Revenues for the six months ended June 30, 2022 and 2021 were $nil.
Research
and Development. Research and development expenses for the six months ended June 30, 2022 were $56,000 compared to $nil for the
six months ended June 30, 2021 the increase is mainly attributable to expenses related to the development of our Green Botanical product
line and provisional patent application related expenses.
Marketing,
general and Administrative Expenses. Marketing, general and administrative expenses consist primarily of professional services,
share-based compensation expenses and other non-personnel related expenses such as legal expenses.

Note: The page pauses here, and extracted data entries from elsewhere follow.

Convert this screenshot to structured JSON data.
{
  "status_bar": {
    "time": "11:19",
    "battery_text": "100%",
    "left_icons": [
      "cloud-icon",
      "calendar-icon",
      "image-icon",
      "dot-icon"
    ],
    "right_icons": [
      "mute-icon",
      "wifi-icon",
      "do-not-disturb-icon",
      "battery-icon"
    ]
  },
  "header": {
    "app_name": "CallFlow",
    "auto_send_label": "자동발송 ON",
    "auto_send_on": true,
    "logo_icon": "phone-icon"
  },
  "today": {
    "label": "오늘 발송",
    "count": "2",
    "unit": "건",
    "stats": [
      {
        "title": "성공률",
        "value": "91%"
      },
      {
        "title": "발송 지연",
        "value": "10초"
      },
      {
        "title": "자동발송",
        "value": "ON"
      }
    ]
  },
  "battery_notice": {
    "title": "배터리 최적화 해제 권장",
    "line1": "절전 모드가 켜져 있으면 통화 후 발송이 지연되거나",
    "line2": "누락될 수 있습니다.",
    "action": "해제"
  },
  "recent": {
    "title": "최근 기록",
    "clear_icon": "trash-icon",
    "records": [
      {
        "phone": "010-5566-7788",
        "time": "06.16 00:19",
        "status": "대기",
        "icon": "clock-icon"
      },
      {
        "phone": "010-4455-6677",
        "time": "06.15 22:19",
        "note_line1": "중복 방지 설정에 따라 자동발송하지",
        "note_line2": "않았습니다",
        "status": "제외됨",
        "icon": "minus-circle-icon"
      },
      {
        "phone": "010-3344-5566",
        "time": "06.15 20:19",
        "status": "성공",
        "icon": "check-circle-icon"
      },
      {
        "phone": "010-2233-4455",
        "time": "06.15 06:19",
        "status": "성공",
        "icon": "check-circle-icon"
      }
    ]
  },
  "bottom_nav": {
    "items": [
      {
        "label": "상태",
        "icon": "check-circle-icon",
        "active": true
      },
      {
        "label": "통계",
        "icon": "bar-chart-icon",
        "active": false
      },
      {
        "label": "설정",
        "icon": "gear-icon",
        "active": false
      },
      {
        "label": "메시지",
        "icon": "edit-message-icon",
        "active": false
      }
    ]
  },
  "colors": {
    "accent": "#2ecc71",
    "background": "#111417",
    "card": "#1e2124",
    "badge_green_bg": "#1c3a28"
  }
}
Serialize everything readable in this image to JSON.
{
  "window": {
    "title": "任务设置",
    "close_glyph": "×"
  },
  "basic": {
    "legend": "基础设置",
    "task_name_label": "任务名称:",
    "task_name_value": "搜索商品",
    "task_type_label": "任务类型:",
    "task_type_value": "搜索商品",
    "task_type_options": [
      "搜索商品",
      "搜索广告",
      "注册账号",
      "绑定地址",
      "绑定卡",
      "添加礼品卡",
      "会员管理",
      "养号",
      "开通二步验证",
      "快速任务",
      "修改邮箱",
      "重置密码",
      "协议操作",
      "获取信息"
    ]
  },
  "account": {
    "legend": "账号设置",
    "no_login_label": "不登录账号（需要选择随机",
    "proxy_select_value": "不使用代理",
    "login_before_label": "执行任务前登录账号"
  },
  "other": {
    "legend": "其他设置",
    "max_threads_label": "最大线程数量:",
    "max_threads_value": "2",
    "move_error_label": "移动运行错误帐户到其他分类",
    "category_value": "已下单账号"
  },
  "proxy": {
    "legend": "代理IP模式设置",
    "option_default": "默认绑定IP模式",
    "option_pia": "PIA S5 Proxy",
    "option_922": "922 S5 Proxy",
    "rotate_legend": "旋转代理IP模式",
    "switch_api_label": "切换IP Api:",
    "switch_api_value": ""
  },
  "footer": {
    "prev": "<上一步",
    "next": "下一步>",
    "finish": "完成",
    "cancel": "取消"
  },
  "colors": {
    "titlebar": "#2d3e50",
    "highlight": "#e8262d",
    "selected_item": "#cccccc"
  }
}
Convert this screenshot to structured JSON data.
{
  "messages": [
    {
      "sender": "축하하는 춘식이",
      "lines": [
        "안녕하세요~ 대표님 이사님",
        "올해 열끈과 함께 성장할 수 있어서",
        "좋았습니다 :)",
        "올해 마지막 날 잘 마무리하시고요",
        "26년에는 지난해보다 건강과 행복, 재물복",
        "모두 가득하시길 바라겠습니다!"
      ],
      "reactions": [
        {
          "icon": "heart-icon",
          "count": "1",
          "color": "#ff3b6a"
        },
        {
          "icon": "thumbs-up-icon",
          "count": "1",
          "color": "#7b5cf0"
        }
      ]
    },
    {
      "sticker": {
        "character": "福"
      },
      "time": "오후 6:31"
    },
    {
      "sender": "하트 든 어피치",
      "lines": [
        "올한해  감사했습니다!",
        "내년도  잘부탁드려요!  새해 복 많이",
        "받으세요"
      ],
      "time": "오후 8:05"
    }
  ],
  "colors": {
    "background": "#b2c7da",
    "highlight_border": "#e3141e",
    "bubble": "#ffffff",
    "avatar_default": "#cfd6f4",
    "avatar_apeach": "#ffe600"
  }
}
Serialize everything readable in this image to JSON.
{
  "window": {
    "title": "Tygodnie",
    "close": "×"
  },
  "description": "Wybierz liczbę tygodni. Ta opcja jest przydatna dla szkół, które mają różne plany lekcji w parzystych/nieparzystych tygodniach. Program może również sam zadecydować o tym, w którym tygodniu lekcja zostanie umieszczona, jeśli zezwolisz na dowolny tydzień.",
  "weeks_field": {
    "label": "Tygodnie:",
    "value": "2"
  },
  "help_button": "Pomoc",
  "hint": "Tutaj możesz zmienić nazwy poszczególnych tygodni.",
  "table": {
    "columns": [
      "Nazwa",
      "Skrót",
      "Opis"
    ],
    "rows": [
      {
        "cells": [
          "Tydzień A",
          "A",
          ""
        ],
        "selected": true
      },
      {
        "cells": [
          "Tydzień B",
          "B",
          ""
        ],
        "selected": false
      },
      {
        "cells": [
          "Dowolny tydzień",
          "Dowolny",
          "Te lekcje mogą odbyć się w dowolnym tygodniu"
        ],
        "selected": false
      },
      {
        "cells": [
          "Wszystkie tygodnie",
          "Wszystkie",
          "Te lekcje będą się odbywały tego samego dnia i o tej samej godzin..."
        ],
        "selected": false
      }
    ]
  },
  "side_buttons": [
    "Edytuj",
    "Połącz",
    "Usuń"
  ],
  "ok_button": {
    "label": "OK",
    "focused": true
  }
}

Marketing, general and administrative
expenses decreased from $2,179,000 for the six months ended June 30, 2021 to $669,000 for the six months ended June 30, 2022. The decrease
in our marketing, general and administrative expenses is mainly attributable to the decrease in our non-cash share-based compensation
expenses offset by increase in professional services related expenses.
Financing
Expenses, Net. Financing expenses, net for the six months ended June 30, 2022 were $10,000 compared to $780,000 for the six months
ended June 30, 2021. The reason for the decrease in financial expenses, net was due to $797,000 of expenses related to convertible loan
terms for the six months ended June 30, 2021.
Net
Loss. Net loss for the six months ended June 30, 2022 was $735,000 and is attributable to the reasons discussed above.
Financial
Condition, Liquidity and Capital Resources
Liquidity
is the ability of an enterprise to generate adequate amounts of cash to meet its needs for cash requirements. At June 30, 2022, we had
current assets of $186,000 compared to total current assets of $349,000 as of December 31, 2021. At June 30, 2022, we had current liabilities
of $1,372,000 as compared to $1,064,000 as of December 31, 2021. At June 30, 2022, we had total liabilities of $3,038,000 as compared
to $2,495,000 as of December 31, 2021. The increase is mainly attributed to the increase in the balance of accrued expenses and the balance
of convertible component in convertible notes.
At
June 30, 2022, we had a cash balance of $129,000 compared to the cash balance of $270,000 as of December 31, 2021.
At
June 30, 2022, we had a working capital deficiency of $1,186,000 as compared with a working capital deficiency of $715,000 at December
31, 2021.
On
July 15, 2022, Citrine 9 LP (hereinafter “Citrine 9”), one of the related entities who are the signatory lenders (hereinafter
the “Buyers”) to the Convertible Note Purchase Agreement entered into by the Company and such Buyers in April 2020, as subsequently
amended (the “CL Agreement”) agreed to honor a Draw Down Notice for, and has advanced to the Company, $100,000 on the same
terms and conditions as are specified in the CL Agreement. The annual interest on the loan continues to be nine percent (9%). The principal
and interest payment on the Note shall be made in New Israeli Shekels (NIS) at the conversion rate which was in effect on the date on
which the loan was advanced. As provided for under the terms of the Convertible Note Agreement, Citrine 9 is entitled to 8,333,333 Series
A warrants and 8,333,333 Series B warrants for shares of common stock, where each of the series are exercisable beginning January 15,
2023 through October 31, 2025, in each case at an exercise price of $0.5 per share. ON August 9, 2022, the Company’s board of directors
agreed to extend the exercise period of the warrants through August 9, 2027.
Based
on the Company’s current cash balances, the Company believes that it has sufficient funds for its plans for the next twelve months
from the issuance of these financial statements. As the Company is embarking on its activities as detailed herein, it is incurring losses.
It cannot determine with reasonable certainty when and if it will have sustainable profits.
Off-Balance
Sheet Arrangements
The
Company has no off-balance sheet arrangements.